At a special Chanel and Tribeca Film Festival screening of the film at MoMA on June 17, held just after New York lifted most pandemic restrictions, director Julian Schnabel said, “It’s amazing when you realize how precious it is just to be able to go outside and get to see your friends.”

It was the 25th anniversary screening of Basquiat, the impressionistic 1996 film biography of the late Brooklyn-born Black artist and quintessential 1980s downtown figure, directed by the artist Julian Schnabel.
Newly remastered in black-and-white, it was presented as part of Tribeca Festival with the support of longtime sponsor Chanel. As dusk began to fall in the midtown sculpture garden of the Museum of Modern Art, art-world figures, young actresses in the Paris fashion house’s finery and festival regulars all seemed a little surprised to be there and talking about getting their social bearings back, with the prevailing sentiment that it was great but a little weird to be in a crowd of people again, maskless though vaccine-certified. It had only been two nights before that New York governor Andrew Cuomo said the Empire State was opened up again in a blaze of fireworks after the state had passed the 70 percent inoculation marker.
For producer Jane Rosenthal, a founder of the festival with actor Robert De Niro: “We did the first festival after September 11, in 120 days, and the goal then was to gather, to bring people together and watch movies and be able to bring some joy and try to make a new memory,” she recalled.

Coming out of COVID in the 20th anniversary year of the festival, the impetus has been much the same. “We were planning this festival at the height of this pandemic, and we created this outdoor multiplex and that’s been spectacular. But the amazing thing is just the fact that we can see each other in person. Because it’s been really, really a pleasure,” Rosenthal said slowly, trying to stay composed. “There are no words. You don’t realize what can be taken away from you so quickly. It wasn’t just half of our faces, the fact that we couldn’t see people, that we were in isolation. And now here we are opening the Museum of Modern Art.”

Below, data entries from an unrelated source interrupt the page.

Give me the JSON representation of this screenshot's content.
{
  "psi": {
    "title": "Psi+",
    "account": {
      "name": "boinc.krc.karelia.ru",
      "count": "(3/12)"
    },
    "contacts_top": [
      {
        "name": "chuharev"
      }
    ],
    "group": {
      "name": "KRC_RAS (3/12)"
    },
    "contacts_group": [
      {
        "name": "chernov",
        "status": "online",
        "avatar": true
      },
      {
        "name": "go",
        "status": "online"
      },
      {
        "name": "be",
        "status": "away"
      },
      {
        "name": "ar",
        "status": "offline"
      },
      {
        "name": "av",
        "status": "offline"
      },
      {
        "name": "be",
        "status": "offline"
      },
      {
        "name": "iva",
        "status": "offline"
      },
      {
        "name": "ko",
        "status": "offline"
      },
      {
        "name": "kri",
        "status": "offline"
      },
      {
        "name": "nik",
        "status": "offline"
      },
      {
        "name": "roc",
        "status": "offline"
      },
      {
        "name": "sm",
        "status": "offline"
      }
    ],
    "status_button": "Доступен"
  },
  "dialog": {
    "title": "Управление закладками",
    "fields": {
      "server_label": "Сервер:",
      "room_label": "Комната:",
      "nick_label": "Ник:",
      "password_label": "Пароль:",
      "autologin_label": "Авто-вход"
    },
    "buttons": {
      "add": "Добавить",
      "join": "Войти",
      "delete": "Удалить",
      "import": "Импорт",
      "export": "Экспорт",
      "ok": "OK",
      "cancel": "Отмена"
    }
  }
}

Introducing his film before an outdoor screen with skyscrapers ringing the courtyard, Schnabel, 69, said: “It’s amazing when you realize how precious it is just to be able to go outside and get to see your friends and actually give them a hug,” he said, before turning to the matter at hand. “I think Jean-Michel will be very happy to have a show at the Museum of Modern Art. That didn’t happen yet, but we get to show a movie. I didn’t get to have a show either but I’m still young,” he mused, delighting his friends by adding that he and his wife Louise Kugelberg are expecting a baby. It was kind of old-home week for the artist, who has in the past contributed an original piece of art for the festival presented by Chanel over the years and has been integral to the fashion house’s partnership with Tribeca which focuses on artists supporting other artists.
“Benicio Del Toro, who’s in the film, called me today — he just got into town, but he can’t be here — but it was so amazing to work with Benicio, and to be around actors,” Schnabel said, recalling the origins of his first feature. “There aren’t a lot of directors or actors that come around to painter’s studios. I knew Jean-Michel.” Though he had first been approached by Polish director Lech Majewski who wanted to make a film about Basquiat, Schnabel said he eventually felt Majewski had no knowledge of the subject matter: “I introduced him to Dennis Hopper who told him about Andy Warhol, and he didn’t listen to anything that Dennis said.”
Continued Schnabel, “I thought making movies was for other people. I didn’t have a motion picture camera. But I was the guy who actually was in the caviar shop with Jean-Michel [referring to a pivotal scene where the newly flush artist is handed a jar of caviar by the counterman and asks for the whole tin.] I was the guy who was in the basement watching him paint.”
In black and white, as Schnabel hinted, the colorful art is muted and what comes through is not only the brief tragedy of the groundbreaking artist who seemed to fit in less and less as he wrestled with fame and addiction in actor Jeffrey Wright’s moving portrayal, but also the procession of 1980s art-world denizens somewhat hauntingly played by a roster of 1990s downtown figures from when the movie was made 25 years ago, among them the late David Bowie as Andy Warhol and Hopper as art dealer Bruno Bischofberger as well as a very young and voluble Gary Oldman as a Schnabel-like composite character and the likes of Parker Posey (as gallery owner Mary Boone), Christopher Walken, Willem Dafoe, Courtney Love and Tatum O’Neal.
The festival’s Rosenthal thinks the film’s revival is particularly timely now. “It’s a time of young artists and it’s a time of new voices and it’s a time of diversity. It very much resonates with what we’ve gone through and will continue to go through until there’s some equal and fair balance,” she said. “Julian is a wonderful artist and a very articulate, specific filmmaker. You listen more to artists sometimes, whether it’s a musician or filmmaker or a piece of art. That’s what we need quite a bit of right now. We need to be able to listen.”